I knew without needing to see that there was a leopard out there, close at hand, and that its hunt had been foiled. And I was pretty sure what the leopard would do: lie up in a gully – probably on the sandy bed of the Chokoko – and wait for the tumult and the shouting to die down. Wait for the antelope and the baboon to grow complacent and then try again…
The greyness brought me awake again. Not daylight, nothing like daylight, but the mere promise of a day to come roused me. Your senses are more in tune out here, and besides, there’s not much in the way of curtains or for that matter, windows.
And with the greyness came the roaring at the dawn: a sudden solo from a not-distant lion, rising, rising and then falling away. How close? Too close. Not close enough.
By then the day-shift was clocking on, the ground hornbills’ didgeridoo chorus in full swing, the first phrases from Heuglin’s robin. Another day of savage beauty lay before me: lay before all of us who survived the night.

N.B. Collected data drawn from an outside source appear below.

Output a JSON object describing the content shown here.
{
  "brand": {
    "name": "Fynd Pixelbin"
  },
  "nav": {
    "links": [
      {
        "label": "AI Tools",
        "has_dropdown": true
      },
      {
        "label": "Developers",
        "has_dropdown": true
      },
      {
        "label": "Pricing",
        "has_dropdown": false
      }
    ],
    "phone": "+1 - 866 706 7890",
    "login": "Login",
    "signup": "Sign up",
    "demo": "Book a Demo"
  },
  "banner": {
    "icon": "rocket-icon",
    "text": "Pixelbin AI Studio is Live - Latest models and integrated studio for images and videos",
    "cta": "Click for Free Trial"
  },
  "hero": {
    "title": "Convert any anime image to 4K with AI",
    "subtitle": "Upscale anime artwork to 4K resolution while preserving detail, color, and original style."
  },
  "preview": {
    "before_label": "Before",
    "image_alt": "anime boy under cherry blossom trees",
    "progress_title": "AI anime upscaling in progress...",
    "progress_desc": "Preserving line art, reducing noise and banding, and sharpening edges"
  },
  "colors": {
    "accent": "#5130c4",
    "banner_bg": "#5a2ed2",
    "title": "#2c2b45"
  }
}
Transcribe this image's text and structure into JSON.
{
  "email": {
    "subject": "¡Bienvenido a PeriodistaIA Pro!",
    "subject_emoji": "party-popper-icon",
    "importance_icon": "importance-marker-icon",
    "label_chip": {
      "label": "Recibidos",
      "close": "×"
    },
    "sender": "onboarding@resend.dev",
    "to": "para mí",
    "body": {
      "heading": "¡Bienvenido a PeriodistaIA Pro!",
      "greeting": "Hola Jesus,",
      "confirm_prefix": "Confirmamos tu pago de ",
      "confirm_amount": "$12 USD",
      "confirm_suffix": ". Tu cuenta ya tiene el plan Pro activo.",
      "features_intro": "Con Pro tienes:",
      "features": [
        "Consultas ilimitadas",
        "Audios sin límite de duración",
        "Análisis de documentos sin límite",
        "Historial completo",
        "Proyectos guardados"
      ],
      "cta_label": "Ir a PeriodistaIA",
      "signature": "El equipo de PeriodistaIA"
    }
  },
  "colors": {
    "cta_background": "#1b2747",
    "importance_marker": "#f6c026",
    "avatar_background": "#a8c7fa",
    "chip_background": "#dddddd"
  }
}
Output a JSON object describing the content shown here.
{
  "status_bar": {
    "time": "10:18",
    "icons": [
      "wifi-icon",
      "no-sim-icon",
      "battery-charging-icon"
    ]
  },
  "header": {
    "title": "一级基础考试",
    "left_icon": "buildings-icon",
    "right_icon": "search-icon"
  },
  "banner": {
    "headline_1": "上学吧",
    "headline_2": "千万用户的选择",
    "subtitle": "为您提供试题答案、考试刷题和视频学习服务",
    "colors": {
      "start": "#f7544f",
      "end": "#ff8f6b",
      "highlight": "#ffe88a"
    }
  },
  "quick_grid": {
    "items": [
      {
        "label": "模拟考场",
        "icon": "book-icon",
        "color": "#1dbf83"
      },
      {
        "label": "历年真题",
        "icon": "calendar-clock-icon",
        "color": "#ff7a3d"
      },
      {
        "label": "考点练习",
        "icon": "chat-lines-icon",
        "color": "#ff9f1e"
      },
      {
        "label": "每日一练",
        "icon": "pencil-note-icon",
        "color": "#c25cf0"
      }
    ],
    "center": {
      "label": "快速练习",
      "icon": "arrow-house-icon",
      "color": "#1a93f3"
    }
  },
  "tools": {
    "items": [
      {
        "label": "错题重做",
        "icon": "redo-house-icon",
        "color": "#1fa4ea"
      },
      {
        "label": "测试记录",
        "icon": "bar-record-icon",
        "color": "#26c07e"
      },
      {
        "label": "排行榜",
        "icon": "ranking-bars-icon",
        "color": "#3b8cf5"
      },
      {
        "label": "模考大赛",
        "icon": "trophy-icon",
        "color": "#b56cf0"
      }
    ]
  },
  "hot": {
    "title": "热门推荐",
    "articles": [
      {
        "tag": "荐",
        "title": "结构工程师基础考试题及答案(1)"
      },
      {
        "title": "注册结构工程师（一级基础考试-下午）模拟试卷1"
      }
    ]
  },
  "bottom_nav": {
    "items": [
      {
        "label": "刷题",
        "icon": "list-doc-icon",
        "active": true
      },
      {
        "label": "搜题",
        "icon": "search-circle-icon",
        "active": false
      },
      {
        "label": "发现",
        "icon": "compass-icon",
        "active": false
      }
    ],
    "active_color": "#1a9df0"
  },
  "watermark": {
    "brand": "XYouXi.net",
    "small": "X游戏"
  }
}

Now the doves were calling. Tea, the camp-fire, another Luangwa day…
· I was co-leading the Sacred Combe Safari with Chris Breen from www.wildlifeworldwide.com
http://www.wildlifeworldwide.com/group-tours/sacred-combe-safari
Beautiful writing, Simon – describes it perfectly.
Felt a privilege to have been there with you.
Carole
Wonderful!
Hilda
Love how your words wrap me in a blanket of mystery. Magical
Well, Simon you have done it again! Raised in me the desire to be there with you, to experience the sounds at first hand, but it is just not possible so your writings will have to do.
Will you be publishing an illustrated account of this trip?